Beim Biobauern gibt es keinen Spaltenboden (sicher nur zufällig, weil man da zufällig keinen gesehen hat), und bei den konventionellen Betrieben gibt es kein Stroh (sicher auch nur zufällig?) , und konventionelle Spalten werden nur aus finanziellen Gründen genutzt - so denken ja wirklich extrem viele Leute. Und die Biobetriebe mit Spalten werden sich auch hüten, da Besucher zuzulassen, täte ich auch nicht - nicht nur, weils blöd wäre, sondern immerhin sind Fremde Leute im Stall ja auch rechtlich nicht ganz unproblematisch.
Das der Klimawandel auf Stroh noch erheblich schneller geht, weil das Zeug nun mal nachweislich wesentlich mehr zum Himmel stinkt als Spalten, ist offensichtlich nicht bekannt oder wird zugunsten der angeblich "glücklichen" Schweine hingenommen. Man kann ja "öfter ausmisten" (grünzeug: was soll das nutzen, den Mist von drinnen nach draußen zu tragen? Verrottet er da anders oder hat andere Inhaltsstoffe? die Oberfläche ist im Gegenteil ja noch größer, und die Belastung viel höher, denn je mehr der Mist bewegt wird und je verteilter er herumliegt, desto mehr Gas entweicht ja!) Stell Dir mal ein m³Gülle vor, in einem Kanal, der hat 1m² Oberfläche, und wird erst auf dem Acker verteilt - und da ist EInarbeiten vorgeschrieben. Und dann rechne diesen m³ Gülle mal "in Stroh gekippt" und mit Luft durchsetzt - je mehr Du streust, desto mehr Volumnen und Oberfläche bekommst Du, und desto schädlicher wird das Ganze.
Das die Schweine auf Stroh kaputte Klauen bis zum Ausschuhen bekommen können sieht man nicht, und wie die Lunge nach dem Schlachten aussieht, interessiert ja auch niemanden, man ißt ja eh "nur wenig Fleisch" - und dabei sind dann halt auch nur die "wertvollen Teilstücke" und nicht etwa Herz und Nieren, Leber und Lunge.

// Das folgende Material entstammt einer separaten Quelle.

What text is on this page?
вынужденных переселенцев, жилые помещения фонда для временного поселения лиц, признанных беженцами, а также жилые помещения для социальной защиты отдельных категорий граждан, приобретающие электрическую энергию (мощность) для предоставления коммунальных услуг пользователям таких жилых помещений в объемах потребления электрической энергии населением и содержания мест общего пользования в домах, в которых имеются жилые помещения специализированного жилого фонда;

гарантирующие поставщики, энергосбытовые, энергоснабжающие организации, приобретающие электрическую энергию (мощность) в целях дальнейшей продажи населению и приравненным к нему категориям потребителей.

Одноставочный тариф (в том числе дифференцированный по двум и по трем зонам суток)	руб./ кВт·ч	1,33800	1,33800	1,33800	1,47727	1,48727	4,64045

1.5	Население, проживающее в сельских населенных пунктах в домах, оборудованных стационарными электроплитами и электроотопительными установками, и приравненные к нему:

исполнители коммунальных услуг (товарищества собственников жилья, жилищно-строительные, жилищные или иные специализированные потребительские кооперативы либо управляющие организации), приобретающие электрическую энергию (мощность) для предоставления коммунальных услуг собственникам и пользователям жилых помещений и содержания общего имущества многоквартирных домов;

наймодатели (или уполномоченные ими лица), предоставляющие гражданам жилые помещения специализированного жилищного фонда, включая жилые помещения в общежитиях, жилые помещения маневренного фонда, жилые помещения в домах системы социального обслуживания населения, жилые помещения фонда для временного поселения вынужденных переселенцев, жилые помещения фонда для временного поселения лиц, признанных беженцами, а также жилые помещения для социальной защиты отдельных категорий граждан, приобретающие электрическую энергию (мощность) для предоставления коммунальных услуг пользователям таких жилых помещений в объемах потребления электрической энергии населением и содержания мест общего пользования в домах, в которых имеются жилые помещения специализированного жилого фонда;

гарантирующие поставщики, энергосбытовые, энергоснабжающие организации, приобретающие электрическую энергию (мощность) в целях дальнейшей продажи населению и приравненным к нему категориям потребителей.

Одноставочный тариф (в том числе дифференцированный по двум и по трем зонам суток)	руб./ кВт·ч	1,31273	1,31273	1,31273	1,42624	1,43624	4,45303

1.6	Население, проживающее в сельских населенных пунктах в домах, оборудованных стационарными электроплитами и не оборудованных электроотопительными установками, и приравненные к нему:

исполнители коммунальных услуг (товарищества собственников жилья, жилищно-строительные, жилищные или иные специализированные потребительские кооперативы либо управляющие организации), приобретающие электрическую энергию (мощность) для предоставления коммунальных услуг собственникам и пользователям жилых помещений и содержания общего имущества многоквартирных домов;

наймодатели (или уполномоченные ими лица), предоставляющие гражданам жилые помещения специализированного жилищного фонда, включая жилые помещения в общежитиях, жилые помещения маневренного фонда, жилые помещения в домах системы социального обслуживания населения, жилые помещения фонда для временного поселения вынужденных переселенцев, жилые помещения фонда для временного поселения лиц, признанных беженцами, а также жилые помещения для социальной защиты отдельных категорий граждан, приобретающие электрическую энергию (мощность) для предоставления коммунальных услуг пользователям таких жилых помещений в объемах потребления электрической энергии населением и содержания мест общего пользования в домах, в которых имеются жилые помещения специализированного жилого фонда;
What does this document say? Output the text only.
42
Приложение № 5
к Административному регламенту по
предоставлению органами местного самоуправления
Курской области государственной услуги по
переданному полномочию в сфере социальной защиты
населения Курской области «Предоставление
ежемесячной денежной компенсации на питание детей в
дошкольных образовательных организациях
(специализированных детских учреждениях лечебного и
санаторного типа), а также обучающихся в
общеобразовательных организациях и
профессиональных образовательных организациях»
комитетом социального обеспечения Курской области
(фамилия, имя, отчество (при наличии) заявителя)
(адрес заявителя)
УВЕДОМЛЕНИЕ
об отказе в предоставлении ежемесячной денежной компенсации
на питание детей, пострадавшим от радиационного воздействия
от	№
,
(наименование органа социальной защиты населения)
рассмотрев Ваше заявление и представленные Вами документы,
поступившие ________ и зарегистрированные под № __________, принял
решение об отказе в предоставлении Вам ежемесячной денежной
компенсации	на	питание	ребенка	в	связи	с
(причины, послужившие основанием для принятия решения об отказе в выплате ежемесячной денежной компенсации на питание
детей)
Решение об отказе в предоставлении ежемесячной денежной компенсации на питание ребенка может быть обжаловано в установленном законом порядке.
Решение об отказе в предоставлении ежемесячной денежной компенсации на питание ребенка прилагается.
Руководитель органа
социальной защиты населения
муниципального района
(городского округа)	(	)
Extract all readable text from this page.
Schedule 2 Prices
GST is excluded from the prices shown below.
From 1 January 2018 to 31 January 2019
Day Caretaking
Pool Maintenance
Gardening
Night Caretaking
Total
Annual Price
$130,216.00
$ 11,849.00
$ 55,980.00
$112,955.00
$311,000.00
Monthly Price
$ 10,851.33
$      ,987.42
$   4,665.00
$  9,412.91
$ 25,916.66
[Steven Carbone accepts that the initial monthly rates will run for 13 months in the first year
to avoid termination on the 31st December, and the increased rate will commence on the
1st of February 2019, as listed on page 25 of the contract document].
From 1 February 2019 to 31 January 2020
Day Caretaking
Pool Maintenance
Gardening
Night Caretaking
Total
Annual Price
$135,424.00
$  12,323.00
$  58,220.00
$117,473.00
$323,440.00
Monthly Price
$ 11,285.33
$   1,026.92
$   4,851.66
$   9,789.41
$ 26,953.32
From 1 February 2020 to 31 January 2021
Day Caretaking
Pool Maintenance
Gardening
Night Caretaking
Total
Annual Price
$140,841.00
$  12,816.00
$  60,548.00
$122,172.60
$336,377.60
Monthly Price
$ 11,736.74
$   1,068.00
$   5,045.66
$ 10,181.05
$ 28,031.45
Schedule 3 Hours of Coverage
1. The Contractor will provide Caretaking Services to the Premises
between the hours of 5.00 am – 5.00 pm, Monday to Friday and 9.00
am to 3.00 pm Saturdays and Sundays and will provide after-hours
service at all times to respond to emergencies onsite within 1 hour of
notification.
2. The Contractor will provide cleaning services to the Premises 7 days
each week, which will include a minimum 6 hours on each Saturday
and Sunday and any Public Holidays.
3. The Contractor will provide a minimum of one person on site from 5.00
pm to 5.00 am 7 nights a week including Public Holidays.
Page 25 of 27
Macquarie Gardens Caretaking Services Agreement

Das Stroh luft- und gasdurchlässig ist, und eine Schicht "frisches Stroh" nur hübsch aussieht und mehr nicht, das wird gar nicht wahrgenommen.
Nichts gegen Stroh auf der Liegefläche - aber VollStroh ist für die Tiere nicht besser als VollSpalten - und fürs Klima eben erheblich schlechter.
Hier noch mal das, was Oekolandbau.de zum Thema veröffentlicht:
Tiefstreuställe
Tiefstreuställe bieten sich vor allem für kleine bis mittlere Bestände an, da mit relativ niedrigen Umbaukosten Altgebäude genutzt werden können. Der Strohaufwand ist allerdings mit etwa ein Kilogramm je Tier und Tag beträchtlich. Da die Kotflächen insbesondere in der Endmast regelmäßig nachgestreut werden müssen, ist auch der Handarbeitsaufwand von drei bis vier Stunden je Mastplatz und Jahr relativ hoch.
Da im Tiefstreustall zum einfacheren Entmisten bevorzugt größere Mastgruppen gehalten werden, ist die Tierbeobachtung aufwendiger und es muss mit einer erhöhten Verlustrate gerechnet werden. Zudem ist der Aufwand für das Aussortieren der schlachtreifen Schweine deutlich höher als in anderen Haltungsverfahren, da die Tiere in großen Mastgruppen leichter auseinander wachsen.
Flüssig- oder Festmistverfahren
In der Vergangenheit waren in ökologisch bewirtschafteten Mastschweinebetrieben hauptsächlich Festmistsysteme anzutreffen. Größere Bestände erfordern jedoch relativ lange Mistachsen, über die Krankheitserreger von einer Gruppe zur nächsten übertragen werden können. Aus diesem Grund werden Ausläufe immer häufiger mit Betonspalten ausgelegt und als Flüssigmistsystem bewirtschaftet.
Es sind also auch bei den Biobetrieben nicht etwas "nur" die Kosten, die den SPaltenboden gesellschaftsfähig machen, sondern es geht auch um die Tiergesundheit!